I live in an upper middle-class suburb in Southern California. I, myself, am under the federal poverty level, but I manage to live paycheck-to-paycheck with some left over for savings/retirement. Lots of my neighbors don’t. I didn’t notice it really take off until 2008, but my community has at least quadrupled its homeless population. More women. More children. More young men, in their 20’s.
I love space and space exploration. As a 7-year-old I remember that July day in 1969, living in Fresno, California watching the moon landing on a 17″ black and white T.V. with rabbit ears…grainy images. I walked outside and looked up at the moon…hoping to catch a glimpse of Apollo 11. My imagination fired and my pride swelling…I was proud to live in a country that could accomplish this.
Space exploration will forever be seen as a national source of pride, a barometer of our success, a benchmark of our scientific progress. The best minds, the cutting edge of innovation. All good stuff.

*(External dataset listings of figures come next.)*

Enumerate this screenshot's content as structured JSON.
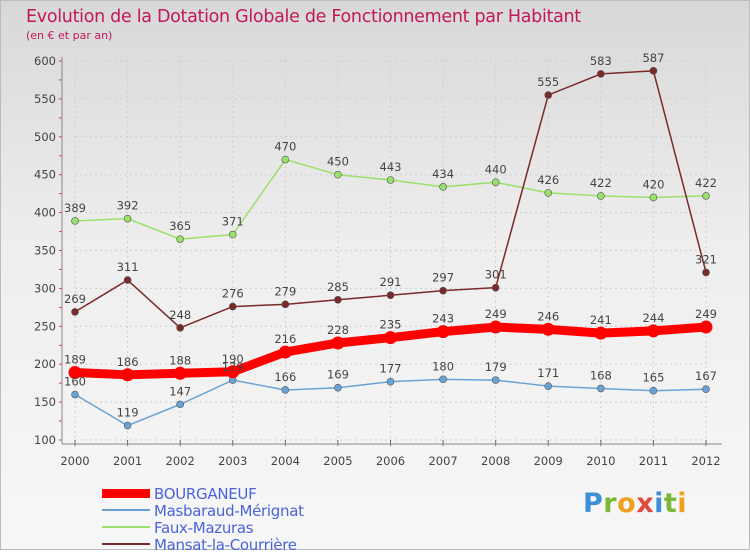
{
  "header": {
    "title": "Evolution de la Dotation Globale de Fonctionnement par Habitant",
    "subtitle": "(en € et par an)"
  },
  "logo": {
    "text": "Proxiti"
  },
  "colors": {
    "title": "#c2185b",
    "axis_text": "#444444",
    "legend_text": "#4a63d8"
  },
  "chart_data": {
    "type": "line",
    "x": [
      "2000",
      "2001",
      "2002",
      "2003",
      "2004",
      "2005",
      "2006",
      "2007",
      "2008",
      "2009",
      "2010",
      "2011",
      "2012"
    ],
    "ylim": [
      100,
      600
    ],
    "yticks": [
      "100",
      "150",
      "200",
      "250",
      "300",
      "350",
      "400",
      "450",
      "500",
      "550",
      "600"
    ],
    "grid": true,
    "legend_position": "bottom-left",
    "series": [
      {
        "name": "BOURGANEUF",
        "color": "#ff0000",
        "values": [
          189,
          186,
          188,
          190,
          216,
          228,
          235,
          243,
          249,
          246,
          241,
          244,
          249
        ],
        "labels": [
          "189",
          "186",
          "188",
          "190",
          "216",
          "228",
          "235",
          "243",
          "249",
          "246",
          "241",
          "244",
          "249"
        ]
      },
      {
        "name": "Masbaraud-Mérignat",
        "color": "#6aa2d6",
        "values": [
          160,
          119,
          147,
          179,
          166,
          169,
          177,
          180,
          179,
          171,
          168,
          165,
          167
        ],
        "labels": [
          "160",
          "119",
          "147",
          "179",
          "166",
          "169",
          "177",
          "180",
          "179",
          "171",
          "168",
          "165",
          "167"
        ]
      },
      {
        "name": "Faux-Mazuras",
        "color": "#9ae06a",
        "values": [
          389,
          392,
          365,
          371,
          470,
          450,
          443,
          434,
          440,
          426,
          422,
          420,
          422
        ],
        "labels": [
          "389",
          "392",
          "365",
          "371",
          "470",
          "450",
          "443",
          "434",
          "440",
          "426",
          "422",
          "420",
          "422"
        ]
      },
      {
        "name": "Mansat-la-Courrière",
        "color": "#7a2a2a",
        "values": [
          269,
          311,
          248,
          276,
          279,
          285,
          291,
          297,
          301,
          555,
          583,
          587,
          321
        ],
        "labels": [
          "269",
          "311",
          "248",
          "276",
          "279",
          "285",
          "291",
          "297",
          "301",
          "555",
          "583",
          "587",
          "321"
        ]
      }
    ]
  }
}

There’s a lady with a couple of kids sleeping in a car that might argue that landing a rover on Mars is not quite as important to our national pride as allowing a child to starve in our own country. It’s simply a matter of priorities. And morality.
I have a household budget. I cannot buy a new car if I can’t put food on my table. Period. What is our choice to be, as a nation, when our own people are starving, are living in cars, are living with their families in storm drains. Do we provide the morally defensible “safety net” that provides a measure of safety and dignity to these human beings? Or do we continue to fund NASA?
Do we put food on the table and shelter our neighbors or do we continue to spend an estimated 17-18 billion dollars a year on space exploration (the proverbial “new car”)?
The moral answer is simple in my view. The political & cultural answers are much more complex and wide-ranging. I don’t have the answer but I think we, as the greatest nation in the world, as a country that has long defended its moral standing in the international community, need to start addressing the issue of poverty and homelessness before we approve another NASA budget. If we don’t, we will be driving that new car on an empty stomach…and that will only last for so long.